Towards the end of the week; Julie, the guys, and I were walking back from the beach in the afternoon. For the life of me, I can’t remember why Julie and I started fighting. Julie stormed off and the local construction workers started heckling me. I redirected my anger at them and let out a torrent of Spanish swear words. My friends were taken aback by both my proficiency in swearing in Spanish and Julie’s exit. They went back to their room to clean up.

A few hours later, I was sitting in front of a fire. Julie was sitting in my lap with her arms around my neck. The last time Jerry had seen us, we were fighting. He approached us gingerly and motioned for me to come over to him. I gently pushed Julie off of me and walked over.

“Dude, are you alright?”

“I could use a beer, but other than that, I’m great.”

“I mean, what’s going on with you and Julie. I thought you guys were done.”

I laughed. I had already forgotten about the last time they saw us together. “Look, I did or said something stupid, she was a little over sensitive. I was not sensitive enough. It was a stupid fight. Common sense kicked in and we realized we could spend the next couple of days fighting or having a good time. I said I was sorry. She said she was sorry and we’re going to enjoy the rest of the trip.”
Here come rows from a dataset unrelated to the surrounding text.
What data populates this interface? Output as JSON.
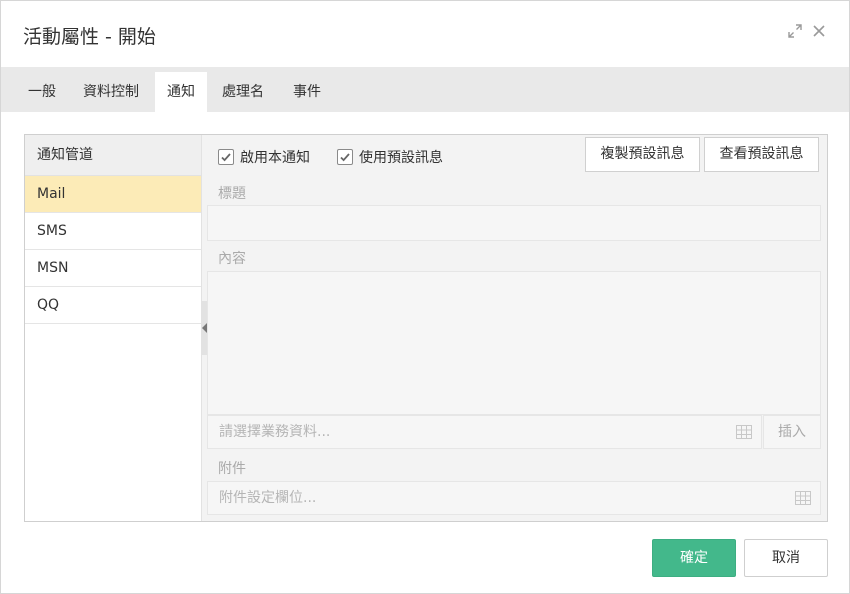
{
  "dialog": {
    "title": "活動屬性 - 開始",
    "icons": [
      "expand-icon",
      "close-icon"
    ]
  },
  "tabs": [
    {
      "label": "一般"
    },
    {
      "label": "資料控制"
    },
    {
      "label": "通知",
      "active": true
    },
    {
      "label": "處理名"
    },
    {
      "label": "事件"
    }
  ],
  "channels": {
    "header": "通知管道",
    "items": [
      {
        "label": "Mail",
        "selected": true
      },
      {
        "label": "SMS"
      },
      {
        "label": "MSN"
      },
      {
        "label": "QQ"
      }
    ]
  },
  "notify": {
    "enable_label": "啟用本通知",
    "enable_checked": true,
    "use_default_label": "使用預設訊息",
    "use_default_checked": true,
    "copy_default_button": "複製預設訊息",
    "view_default_button": "查看預設訊息",
    "subject_label": "標題",
    "subject_value": "",
    "content_label": "內容",
    "content_value": "",
    "business_data_placeholder": "請選擇業務資料...",
    "insert_button": "插入",
    "attachment_label": "附件",
    "attachment_placeholder": "附件設定欄位..."
  },
  "footer": {
    "ok_label": "確定",
    "cancel_label": "取消"
  },
  "colors": {
    "ok_button": "#43b88b",
    "selected_row": "#fcebb7",
    "tab_bar": "#e9e9e9"
  }
}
Jerry looked at me as if I were speaking in tongues. “Just like that, everything is back to normal?”

“If you want, I could ask her to be super bitchy and make life hell for me and uncomfortable for all of you, but I prefer it this way.”

Again, I was completely shocked by Jerry’s interpretation of relationships. Julie and I are two different people. We have a lot in common and we are a good couple, but that doesn’t mean that we always agree about everything. Back to my earlier example, I feel like our relationship is +EV. Every moment isn’t perfect, but over the long run it provides more happiness, fulfillment, and fun than the bad times. Every minute spent with Julie is far more likely to be a good memory than a bad one.

Surprisingly, not many people use the concept of expected value in their interpersonal relationships. I have seen couples that are absolutely miserable together that seem determined to not get therapy and change their relationship or even get divorced and find a more suitable partner. They except that they make each other miserable and proceed to make each other miserable in every way possible every day. It makes about as much sense as expecting to win in blackjack.

I have had a lot of conversations over the last couple of weeks regarding the ability for people to change. I don’t expect anyone to change and am rather cynical about people’s ability to change. Most people certainly will not change to make me happy. I simply have to accept people for who they are and understand that, for the most part, knowing them will be a +EV relationship, or sever ties with the person as I expect the odds of them changing are about the same as a casino changing the rules of blackjack to make it more favorable for the player than the house.